When someone uses an in-house poll to prove a point that aligns with the statements of the organization’s leadership and says, “Trust me,” when asked for the methodology, you can start laughing at any time. The idea that more people said they are concerned about discrimination against women and minorities than about the same against white men is patently ridiculous.
The Fail Is Baked In
I’ve posted several times on the woes facing military recruiting. Their new recruiting campaign (New Army Advertising Campaign Won’t Succeed Because It Aims at a Young America That Does Not Exist) that replaced the disastrous “The Calling,” or “Heather Has Two Mommies,” campaign has run aground because the star actor Jonathan Majors was arrested for allegedly tuning up a girlfriend.
The military has flirted with opening the gates to high school dropouts, I cover why this is a bad idea in Army Backs off Enlisting High School Drop Outs but the Woke Cancer Killing Enlistments Remains Stronger Than Ever. There are also people convincing themselves that recruiting more women is the way for the military to dig its way out of the hole it finds itself in. I have my own views: Women In Combat: Making A Virtue Of Weakness Gets People Killed.

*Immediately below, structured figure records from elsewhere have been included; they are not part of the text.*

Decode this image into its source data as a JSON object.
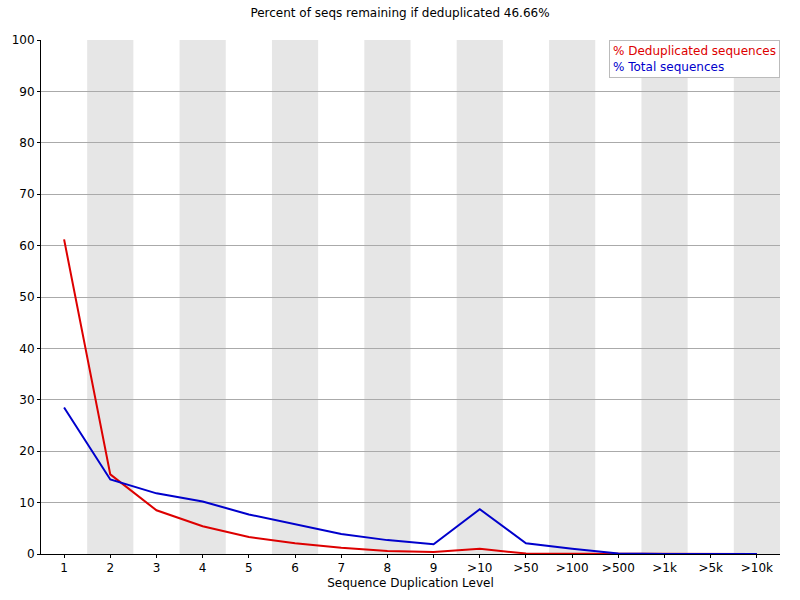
{
  "chart_data": {
    "type": "line",
    "title": "Percent of seqs remaining if deduplicated 46.66%",
    "x_label": "Sequence Duplication Level",
    "categories": [
      "1",
      "2",
      "3",
      "4",
      "5",
      "6",
      "7",
      "8",
      "9",
      ">10",
      ">50",
      ">100",
      ">500",
      ">1k",
      ">5k",
      ">10k"
    ],
    "series": [
      {
        "name": "% Deduplicated sequences",
        "color": "#dd0000",
        "values": [
          61.2,
          15.5,
          8.5,
          5.4,
          3.3,
          2.1,
          1.2,
          0.6,
          0.4,
          1.0,
          0.1,
          0.05,
          0,
          0,
          0,
          0
        ]
      },
      {
        "name": "% Total sequences",
        "color": "#0000cc",
        "values": [
          28.5,
          14.5,
          11.8,
          10.2,
          7.7,
          5.8,
          3.9,
          2.7,
          1.9,
          8.7,
          2.1,
          1.0,
          0.1,
          0,
          0,
          0
        ]
      }
    ],
    "ylim": [
      0,
      100
    ],
    "yticks": [
      0,
      10,
      20,
      30,
      40,
      50,
      60,
      70,
      80,
      90,
      100
    ],
    "grid": true,
    "legend": "upper right"
  }
}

The fact is that the military has become a hostile work environment for straight, white, conservative males who have historically been the demographic most likely to enlist. The Air Force has said it has too many white pilots, and now it is wrestling with a shortage; see Unexpectedly, the USAF Finds Itself With a Critical Shortage of Pilots While It Says It Has Too Many White Officers. The Army tolerates homosexual fetish sex rings involving senior officers and their subordinates — Army Starts Sham Investigation Into Bondage Fetish Colonel and His Friends Because They Think You’re Stupid — and is shocked that is a turnoff to young men. The Secretary of the Army prioritizes solar power over training the Army to fight and win the first battle of the next war; Secretary of the Army Guarantees a Lot of Young Soldiers Will Die but Has the Right Thoughts and Feelings.
The Future Looks Bleak
Though the numbers brought in are important, they are just the canary-in-the-coal mine of what is going to happen. The immediate pressure will hit the training base, where units will be pressured to graduate everyone to make their goals. This will load the field force up with human detritus that would have been discharged during basic training only a year ago. That has a much deeper impact.
While everyone is focused on the close-in battle of recruiting, the real story will be in what is happening in retention. At the end of the Vietnam War, there was an exodus of noncommissioned officers because of the lack of discipline. This left a noncommissioned officer corps composed of a handful of men dedicated to the military and a lot of dregs who were unemployable. For example, in my first platoon, I had functionally illiterate sergeants.
When the double whammy of woke and degenerate corporate culture combines with subpar human material, you will start to see the exodus.
It will take generations to undo the damage that has been done…assuming it can ever be undone. The sad part is that you can’t get away from the feeling that everything is going according to plan.